Another application for treatment of proteins with glutaraldehyde is the inactivation of bacterial toxins to generate toxoid vaccines, e.g., the pertussis (whooping cough) toxoid component in Tdap vaccines.

===Material science===

In material science glutaraldehyde application areas range from polymers to metals and biomaterials. Glutaraldehyde is commonly used as fixing agent before characterization of biomaterials for microscopy. Glutaraldehyde is a powerful crosslinking agent for many polymers containing primary amine groups. Glutaraldehyde can be used for an interlinking agent to improve the adhesion force between two polymeric coatings. Glutaraldehyde is used to protect against corrosion of undersea pipes.

===Medical===

====Clinical uses====

Glutaraldehyde is used as a disinfectant and medication. Usually applied as a solution, it is used to sterilize surgical instruments and other areas.

==== Dermatological uses ====
As a medication it is used to treat plantar warts. For this purpose, a 10% w/v solution is used. It dries the skin, facilitating physical removal of the wart.

Glutaraldehyde is also used in the treatment of hyperhidrosis under the control of dermatologists in people who have frequent sweating but do not respond to aluminum chloride. Glutaraldehyde solution is an effective agent to treat palmar and plantar hyperhidrosis as an alternative to tannic acid and formaldehyde.

=== Other uses ===
==== Aquaria ====
Glutaraldehyde diluted with water is often marketed as alternative to carbon dioxide gas injection for aquarium plants, but it lacks any characteristics that promote the growth of aquatic plants, and does not raise the concentration of water it is added to . Aquarists also commonly use it in low concentrations as an algicide.

==Production and reactions==
===Production===
Glutaraldehyde is produced industrially by the catalytic oxidation of cyclopentene by hydrogen peroxide, which can be achieved in the presence of various tungstic acid-based heteropoly acid catalysts. This reaction essentially mimics ozonolysis. Alternatively it can be made by the Diels-Alder reaction of acrolein and vinyl ethers followed by hydrolysis.

===Reactions===
Like other dialdehydes, (e.g., glyoxal) and simple aldehydes (e.g., formaldehyde), glutaraldehyde hydrates in aqueous solution, forming gem-diols. These diols in turn equilibrate with cyclic hemiacetal. Monomeric glutaraldehyde polymerizes by aldol condensation and Michael reactions yielding alpha, beta-unsaturated poly-glutaraldehyde and related oligomers. This reaction occurs at alkaline pH values.

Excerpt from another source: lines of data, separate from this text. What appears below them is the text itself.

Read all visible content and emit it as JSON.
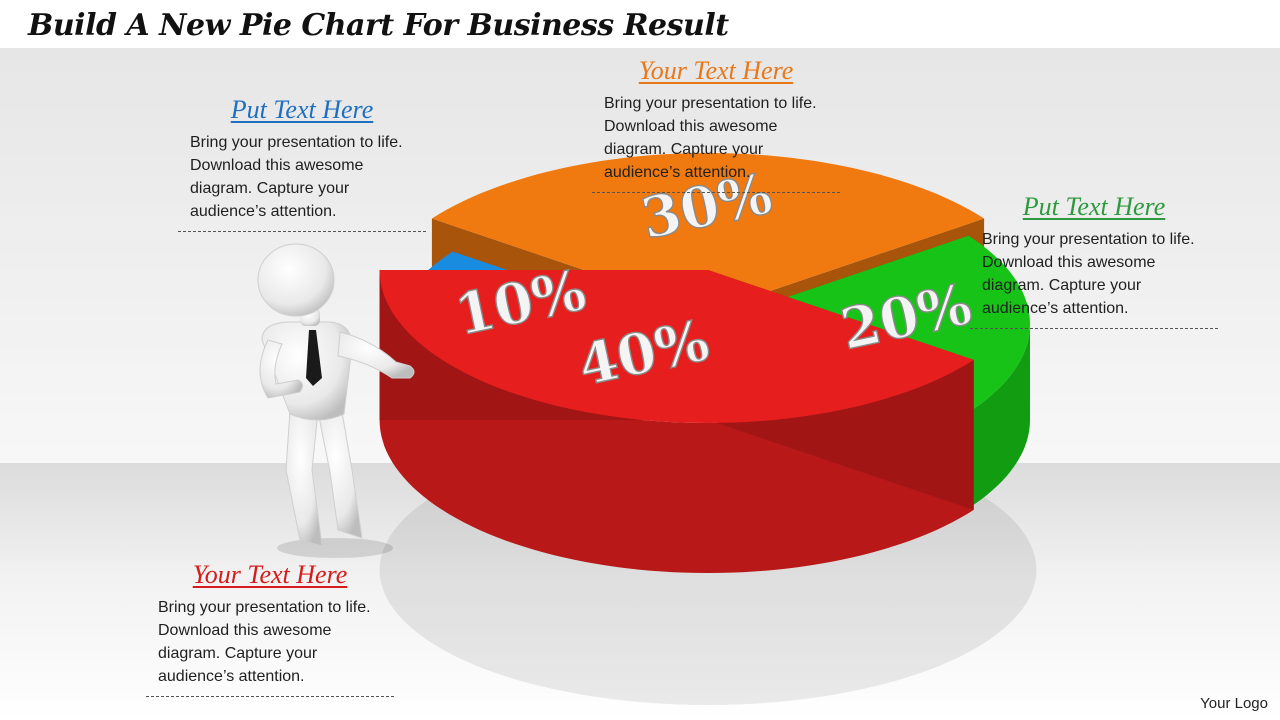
{
  "slide": {
    "title": "Build A New Pie Chart For Business Result",
    "logo": "Your Logo"
  },
  "callouts": [
    {
      "heading": "Put Text Here",
      "color": "#1f6fc1",
      "body": "Bring your presentation to life. Download this awesome diagram. Capture your audience’s attention."
    },
    {
      "heading": "Your Text Here",
      "color": "#e8781a",
      "body": "Bring your presentation to life. Download this awesome diagram. Capture your audience’s attention."
    },
    {
      "heading": "Put Text Here",
      "color": "#2e9a3e",
      "body": "Bring your presentation to life. Download this awesome diagram. Capture your audience’s attention."
    },
    {
      "heading": "Your Text Here",
      "color": "#d51b1b",
      "body": "Bring your presentation to life. Download this awesome diagram. Capture your audience’s attention."
    }
  ],
  "chart_data": {
    "type": "pie",
    "title": "",
    "slices": [
      {
        "label": "10%",
        "value": 10,
        "color": "#1a8ce0"
      },
      {
        "label": "30%",
        "value": 30,
        "color": "#f07a10"
      },
      {
        "label": "20%",
        "value": 20,
        "color": "#16c316"
      },
      {
        "label": "40%",
        "value": 40,
        "color": "#e61e1e"
      }
    ]
  }
}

A number of mechanisms have been invoked to explain the biocidal and fixative properties of glutaraldehyde. Like many other aldehydes, it reacts with primary amines and thiol groups, which are common functional groups in proteins, nucleic acids and polymeric materials. Being bi-functional, glutaraldehyde is a crosslinker, which rigidifies macromolecular structures and shuts down their reactivity.

Imine formation from primary amines and the carbonyls of glutaraldehyde is the basis of its fixative and biocidal properties.

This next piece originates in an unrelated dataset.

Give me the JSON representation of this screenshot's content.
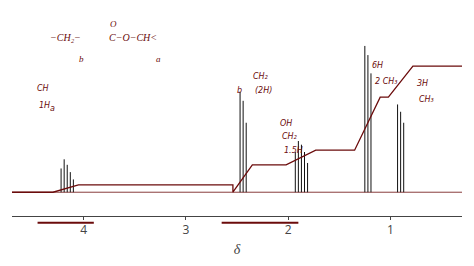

The aldehyde groups in glutaraldehyde are susceptible to formation of imines by reaction with the amines of lysine and nucleic acids. The derivatives from aldol condensation of pairs of glutaraldehyde also undergo imine formation.

==Safety==
Side effects include skin irritation. If exposed to large amounts, nausea, headache, and shortness of breath may occur. Protective equipment is recommended when used, especially in high concentrations. Glutaraldehyde is effective against a range of microorganisms including spores. Glutaraldehyde is a dialdehyde. It works by a number of mechanisms.

As a strong sterilant, glutaraldehyde is toxic and a strong irritant. There is no strong evidence of carcinogenic activity, However, some occupations that work with this chemical have an increased risk of some cancers.